Two full-grown bucks fighting is a fearsome thing to behold. As the powerful bodies with their swollen necks strained, grunting, against each other, the pale doe involuntarily backed away. They suddenly seemed so huge, so dangerous. If one of them broke loose, if they came charging towards her … They were evenly matched. For long seconds they inched back and forth, their antlers locked low, their hind legs digging into the ground, muscles bulging as if they might snap. Her buck seemed to be gaining.

Then she saw his hind legs slip. The interloper pushed forward, a foot, a yard. Her buck was clawing the ground, but slipping in the damp leaves. He was about to go down. She saw him lock his legs. He was sliding back, his body rigid, locked in position. The interloper gave a final shove; he seemed about to lunge forward and grind her buck down.

But something had changed. Her buck had hit firmer ground. His feet suddenly got their purchase on grass. His hindquarters shivering, he dug in. She saw his shoulders rise and his neck bear down. And now the interloper was slipping on the wet leaves. Slowly, cautiously, their antlers locked, the two straining bucks began to turn. Now they were both on grass. Suddenly the interloper disengaged. He gave his head a twist. The jagged spike was aiming at her buck’s eye. He lunged. She saw her buck rock back, then smash forward. His whole weight came down on the interloper’s antlers. There was a rasping crackle. The interloper, because of his vicious manoeuvre, was not quite straight. His neck was twisting. He was giving ground.

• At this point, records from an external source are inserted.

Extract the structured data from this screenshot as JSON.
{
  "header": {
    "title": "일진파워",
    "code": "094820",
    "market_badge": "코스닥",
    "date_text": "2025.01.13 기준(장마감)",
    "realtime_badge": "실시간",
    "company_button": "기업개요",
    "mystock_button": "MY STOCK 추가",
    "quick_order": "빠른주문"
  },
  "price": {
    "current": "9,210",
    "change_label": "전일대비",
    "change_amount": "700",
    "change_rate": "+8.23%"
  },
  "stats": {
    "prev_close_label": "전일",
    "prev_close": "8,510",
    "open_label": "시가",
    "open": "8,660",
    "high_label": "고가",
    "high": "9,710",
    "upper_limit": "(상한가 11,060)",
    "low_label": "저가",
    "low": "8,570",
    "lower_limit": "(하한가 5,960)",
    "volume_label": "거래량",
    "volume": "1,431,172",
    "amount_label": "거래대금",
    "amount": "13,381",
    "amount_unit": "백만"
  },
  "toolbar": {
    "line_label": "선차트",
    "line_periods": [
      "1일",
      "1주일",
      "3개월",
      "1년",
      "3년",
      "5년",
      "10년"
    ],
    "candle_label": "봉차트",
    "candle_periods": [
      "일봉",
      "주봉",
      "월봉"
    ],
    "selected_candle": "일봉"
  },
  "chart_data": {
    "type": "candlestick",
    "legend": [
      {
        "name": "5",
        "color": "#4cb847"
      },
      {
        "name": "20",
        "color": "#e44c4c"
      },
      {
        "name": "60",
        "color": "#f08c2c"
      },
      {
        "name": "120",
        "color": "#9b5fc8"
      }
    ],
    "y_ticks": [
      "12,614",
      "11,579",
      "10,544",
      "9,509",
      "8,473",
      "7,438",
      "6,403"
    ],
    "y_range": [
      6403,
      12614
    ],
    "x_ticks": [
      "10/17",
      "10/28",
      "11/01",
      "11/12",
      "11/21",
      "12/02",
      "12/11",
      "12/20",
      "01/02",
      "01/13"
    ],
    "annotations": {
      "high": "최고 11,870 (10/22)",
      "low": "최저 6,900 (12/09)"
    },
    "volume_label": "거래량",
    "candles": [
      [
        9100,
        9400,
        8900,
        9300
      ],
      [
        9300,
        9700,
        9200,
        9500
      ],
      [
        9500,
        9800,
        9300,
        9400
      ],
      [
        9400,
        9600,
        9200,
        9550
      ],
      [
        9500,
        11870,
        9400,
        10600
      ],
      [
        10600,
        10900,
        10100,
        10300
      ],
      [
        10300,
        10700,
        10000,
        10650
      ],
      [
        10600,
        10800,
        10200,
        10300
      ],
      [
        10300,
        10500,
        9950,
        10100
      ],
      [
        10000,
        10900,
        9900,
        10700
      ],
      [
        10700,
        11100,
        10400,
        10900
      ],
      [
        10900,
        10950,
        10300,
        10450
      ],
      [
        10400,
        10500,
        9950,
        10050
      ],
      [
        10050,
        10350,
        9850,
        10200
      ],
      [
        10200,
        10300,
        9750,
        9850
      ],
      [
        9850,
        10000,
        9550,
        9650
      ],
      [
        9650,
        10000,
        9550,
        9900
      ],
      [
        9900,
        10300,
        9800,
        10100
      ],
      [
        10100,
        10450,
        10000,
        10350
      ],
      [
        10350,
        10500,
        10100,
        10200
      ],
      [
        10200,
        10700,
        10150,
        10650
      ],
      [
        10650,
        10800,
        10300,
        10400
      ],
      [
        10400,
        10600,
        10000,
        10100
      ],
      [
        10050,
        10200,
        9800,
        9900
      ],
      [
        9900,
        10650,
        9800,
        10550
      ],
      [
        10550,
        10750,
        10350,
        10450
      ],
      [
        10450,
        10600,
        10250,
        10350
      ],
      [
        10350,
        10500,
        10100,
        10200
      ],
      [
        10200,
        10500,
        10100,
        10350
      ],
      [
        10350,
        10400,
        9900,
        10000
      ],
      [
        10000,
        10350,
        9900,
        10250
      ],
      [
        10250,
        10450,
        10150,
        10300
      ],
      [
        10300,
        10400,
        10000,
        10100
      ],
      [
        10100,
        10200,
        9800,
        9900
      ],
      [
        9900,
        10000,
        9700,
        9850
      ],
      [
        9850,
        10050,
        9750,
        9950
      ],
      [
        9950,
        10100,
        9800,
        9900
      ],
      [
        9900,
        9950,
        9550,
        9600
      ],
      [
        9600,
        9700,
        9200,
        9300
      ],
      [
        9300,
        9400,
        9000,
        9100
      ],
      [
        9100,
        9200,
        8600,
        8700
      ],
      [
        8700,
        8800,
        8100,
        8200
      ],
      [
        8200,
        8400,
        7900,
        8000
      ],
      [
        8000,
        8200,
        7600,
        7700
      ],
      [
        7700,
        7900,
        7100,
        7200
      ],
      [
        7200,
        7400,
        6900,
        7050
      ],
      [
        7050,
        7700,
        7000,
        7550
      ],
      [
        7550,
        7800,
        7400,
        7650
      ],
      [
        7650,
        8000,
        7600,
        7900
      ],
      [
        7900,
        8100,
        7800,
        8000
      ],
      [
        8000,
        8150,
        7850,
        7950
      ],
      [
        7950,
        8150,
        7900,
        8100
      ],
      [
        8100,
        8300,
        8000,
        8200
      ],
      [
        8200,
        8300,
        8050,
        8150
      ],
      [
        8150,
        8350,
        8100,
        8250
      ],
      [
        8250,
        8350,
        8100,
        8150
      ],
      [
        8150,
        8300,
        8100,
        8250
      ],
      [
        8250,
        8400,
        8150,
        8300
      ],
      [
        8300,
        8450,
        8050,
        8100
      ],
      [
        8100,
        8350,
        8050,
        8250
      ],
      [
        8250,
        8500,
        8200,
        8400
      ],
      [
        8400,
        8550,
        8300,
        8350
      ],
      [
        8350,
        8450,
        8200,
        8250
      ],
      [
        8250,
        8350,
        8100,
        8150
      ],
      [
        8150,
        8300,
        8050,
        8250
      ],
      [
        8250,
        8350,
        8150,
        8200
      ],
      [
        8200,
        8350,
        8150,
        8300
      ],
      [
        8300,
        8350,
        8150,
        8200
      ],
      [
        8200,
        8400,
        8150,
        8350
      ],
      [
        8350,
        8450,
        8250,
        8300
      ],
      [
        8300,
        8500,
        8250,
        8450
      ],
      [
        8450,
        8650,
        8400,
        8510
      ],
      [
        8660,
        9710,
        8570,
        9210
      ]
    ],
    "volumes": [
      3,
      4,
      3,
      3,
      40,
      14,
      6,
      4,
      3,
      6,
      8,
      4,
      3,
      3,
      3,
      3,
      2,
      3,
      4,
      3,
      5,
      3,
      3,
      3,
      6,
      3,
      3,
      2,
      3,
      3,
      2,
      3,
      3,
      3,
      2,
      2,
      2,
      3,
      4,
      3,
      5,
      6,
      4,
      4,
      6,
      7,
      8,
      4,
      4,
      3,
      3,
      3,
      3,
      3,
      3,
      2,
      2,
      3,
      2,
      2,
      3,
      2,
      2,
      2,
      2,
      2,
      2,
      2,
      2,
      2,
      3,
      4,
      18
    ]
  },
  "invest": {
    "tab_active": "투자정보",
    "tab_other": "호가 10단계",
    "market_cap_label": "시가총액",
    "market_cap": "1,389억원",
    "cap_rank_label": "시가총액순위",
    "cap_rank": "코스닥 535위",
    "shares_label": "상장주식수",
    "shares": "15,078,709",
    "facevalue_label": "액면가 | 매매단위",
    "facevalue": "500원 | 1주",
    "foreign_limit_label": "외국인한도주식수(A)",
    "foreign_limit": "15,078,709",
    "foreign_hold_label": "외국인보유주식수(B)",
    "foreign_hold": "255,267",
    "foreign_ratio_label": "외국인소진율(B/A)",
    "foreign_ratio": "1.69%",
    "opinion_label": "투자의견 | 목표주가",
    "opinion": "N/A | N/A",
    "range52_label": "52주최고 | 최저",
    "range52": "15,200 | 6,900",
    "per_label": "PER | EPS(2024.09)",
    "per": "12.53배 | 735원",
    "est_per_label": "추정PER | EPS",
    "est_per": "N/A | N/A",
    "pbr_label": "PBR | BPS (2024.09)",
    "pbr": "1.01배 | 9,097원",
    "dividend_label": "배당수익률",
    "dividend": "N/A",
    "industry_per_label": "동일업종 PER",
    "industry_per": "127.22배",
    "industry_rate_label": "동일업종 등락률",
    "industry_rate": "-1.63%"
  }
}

And then, in a rush, it was all over. Her buck was shoving him back, foot after foot. The interloper was off balance; he struggled, turned and was caught on the flank. Her buck was in full spate now, butting, tossing his head, driving his opponent before him. There was blood on the interloper’s side. Her buck’s head rammed again into his antlers with a tremendous blow. The interloper cried out, turned, stumbling, and limped off the stand. He had lost.

Having strutted magnificently down the stand of which he was now the undisputed master, her buck turned his face towards her.

Why did he suddenly look strange? His huge antlers, his triangle of a face, the two eyes like black holes, staring blankly towards her: it was as if her buck had vanished, been transmogrified into some other entity named only ‘deer’ – an image, a spirit, swift and terrible. He bounded towards her.

She turned. It was expected of her; it was instinctive; but she was also afraid. All year she had waited. Now it was her turn. She began to run, away from the stand, through the trees, the bushes brushing against her. All year she had waited, yet now, knowing him so large, so powerful, so strange and terrible, she was trembling with fear. Would he hurt her? Yes. Surely. Yet it must be so. She knew it must. She had a strange sensation, as though all the warmth, all the blood in her body was rushing backwards, into the base of her spine and her hindquarters, which were trembling as she ran. He was coming. He was just behind, she could hear him, sense him. Suddenly she could smell him. Hardly knowing what she did, she stopped abruptly.

He was there. He was upon her. She felt him mount her; her body staggered under the weight. She had to fight to stand up. His scent was all over her like a cloud. Her head involuntarily snapped back. His antlers appeared, hovering above, terrible, absolute. And then she felt him enter. A searing red pain and then, something full, urgent, tremendous, filling her like a flood.

Adela liked Winchester. Lying in the chalk downs, due north of the great Solent inlet, it had once been a Roman provincial town. For centuries after it had been the chief seat of the West Saxon kings, who had finally become kings of all England. And though, during the last few decades, it was London that had become the effective capital of the kingdom, the old royal treasury remained at Winchester and the king would still from time to time hold court at his royal palace there.

It was not far from the New Forest. A road led southwest for eight miles to the small town of Romsey, where there was a religious house for nuns. Four miles more and one was in the Forest. Yet, as Adela quickly found, it seemed a world away.